Document Type

Article

Publication Date

Fall 11-11-2024

Abstract

Purpose

The Belt and Road Initiative (BRI) was launched in 2013 and implemented the following year, marking 11 years since its inception. During this time, numerous research papers have been published that analyse the initiative’s objectives, targets and potential outcomes. This study aims to assess India’s resilience in joining the BRI by examining its net foreign direct investment (FDI) compared to a counterfactual scenario involving participation in the initiative.

Design/methodology/approach

The synthetic control method (SCM) will be used using a panel of 27 countries from 1990 to 2021.

Findings

The findings reveal that India’s FDI trajectory has decreased compared to that of synthetic India constructed from BRI member countries.

Research limitations/implications

This research outcome can assist India and other nations that are contemplating joining the BRI to systematically evaluate the potential political and economic risks and benefits associated with the initiative.
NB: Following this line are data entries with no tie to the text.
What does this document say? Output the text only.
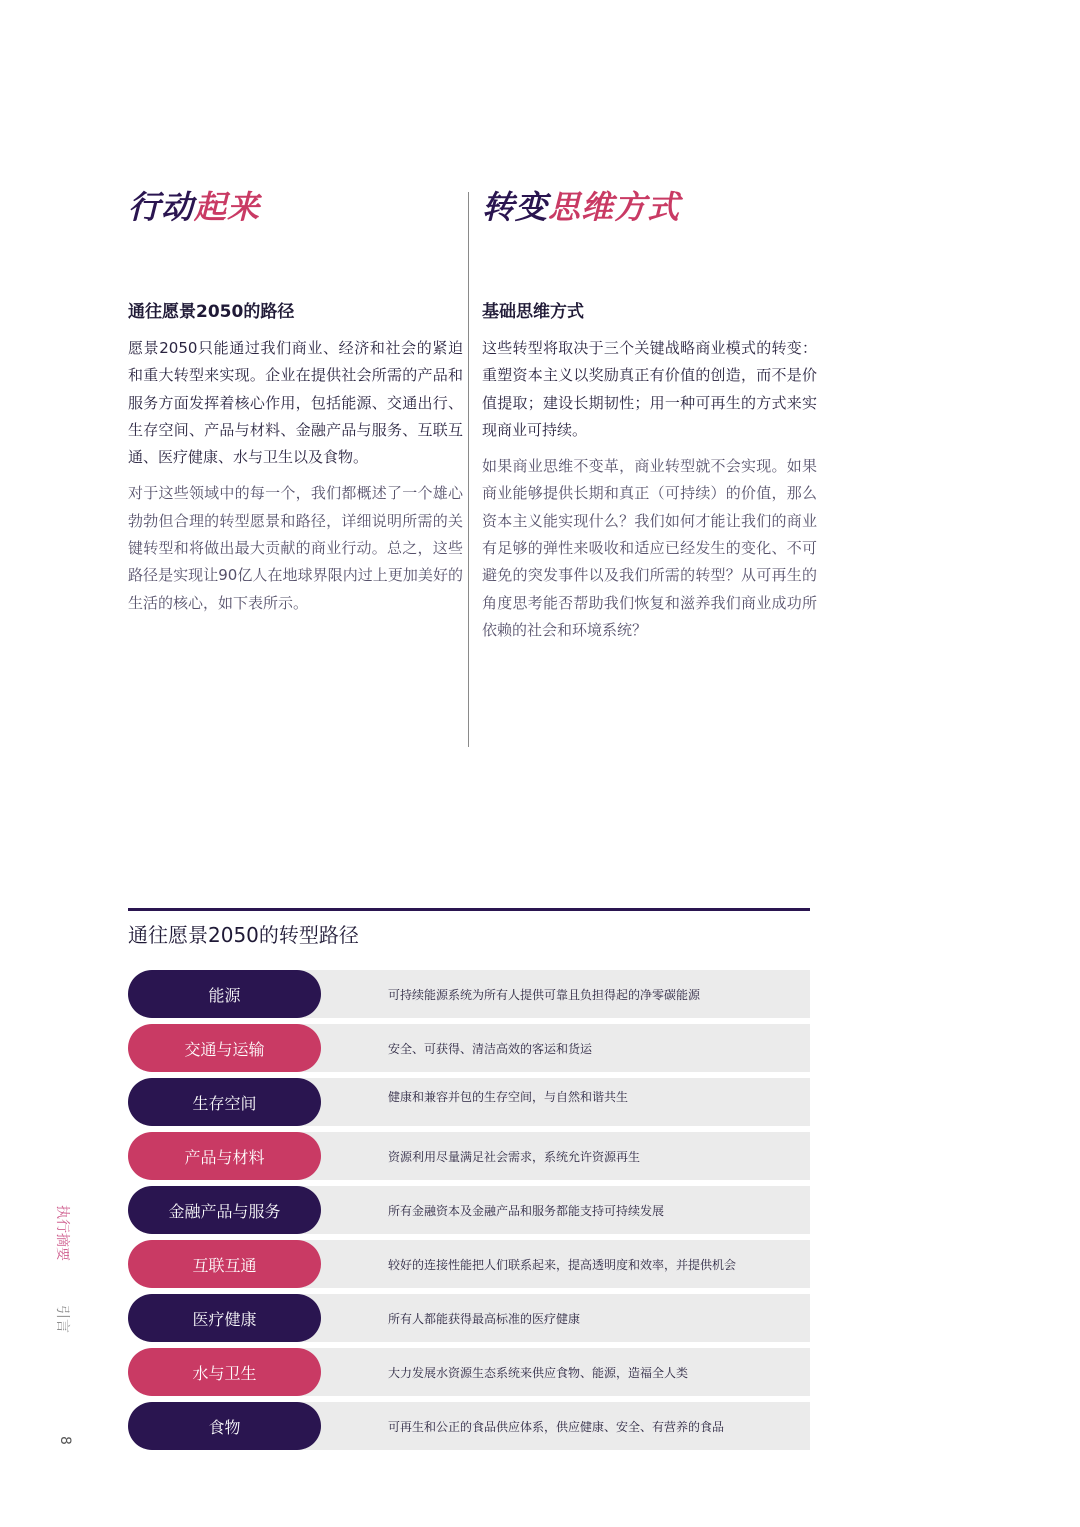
行动起来
通往愿景2050的路径

愿景2050只能通过我们商业、经济和社会的紧迫和重大转型来实现。企业在提供社会所需的产品和服务方面发挥着核心作用，包括能源、交通出行、生存空间、产品与材料、金融产品与服务、互联互通、医疗健康、水与卫生以及食物。

对于这些领域中的每一个，我们都概述了一个雄心勃勃但合理的转型愿景和路径，详细说明所需的关键转型和将做出最大贡献的商业行动。总之，这些路径是实现让90亿人在地球界限内过上更加美好的生活的核心，如下表所示。

转变思维方式
基础思维方式

这些转型将取决于三个关键战略商业模式的转变：重塑资本主义以奖励真正有价值的创造，而不是价值提取；建设长期韧性；用一种可再生的方式来实现商业可持续。

如果商业思维不变革，商业转型就不会实现。如果商业能够提供长期和真正（可持续）的价值，那么资本主义能实现什么？我们如何才能让我们的商业有足够的弹性来吸收和适应已经发生的变化、不可避免的突发事件以及我们所需的转型？从可再生的角度思考能否帮助我们恢复和滋养我们商业成功所依赖的社会和环境系统？

通往愿景2050的转型路径
可持续能源系统为所有人提供可靠且负担得起的净零碳能源
能源
安全、可获得、清洁高效的客运和货运
交通与运输
健康和兼容并包的生存空间，与自然和谐共生
生存空间
资源利用尽量满足社会需求，系统允许资源再生
产品与材料
所有金融资本及金融产品和服务都能支持可持续发展
金融产品与服务
较好的连接性能把人们联系起来，提高透明度和效率，并提供机会
互联互通
所有人都能获得最高标准的医疗健康
医疗健康
大力发展水资源生态系统来供应食物、能源，造福全人类
水与卫生
可再生和公正的食品供应体系，供应健康、安全、有营养的食品
食物
执行摘要
引言
8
This evaluation can guide individual decision-making processes regarding the BRI on a case-by-case basis and with other outcomes that are deemed viable to each country.

Originality/value

This research is distinct from other studies because it uses a novel SCM analysis, which is a quasi-experimental technique that assesses actual outcomes rather than predicting them, as in conventional regression models. In addition, previous research has primarily focused on the political aspects of the initiative; however this study focuses on the economic aspect of the BRI by evaluating its impact on FDI.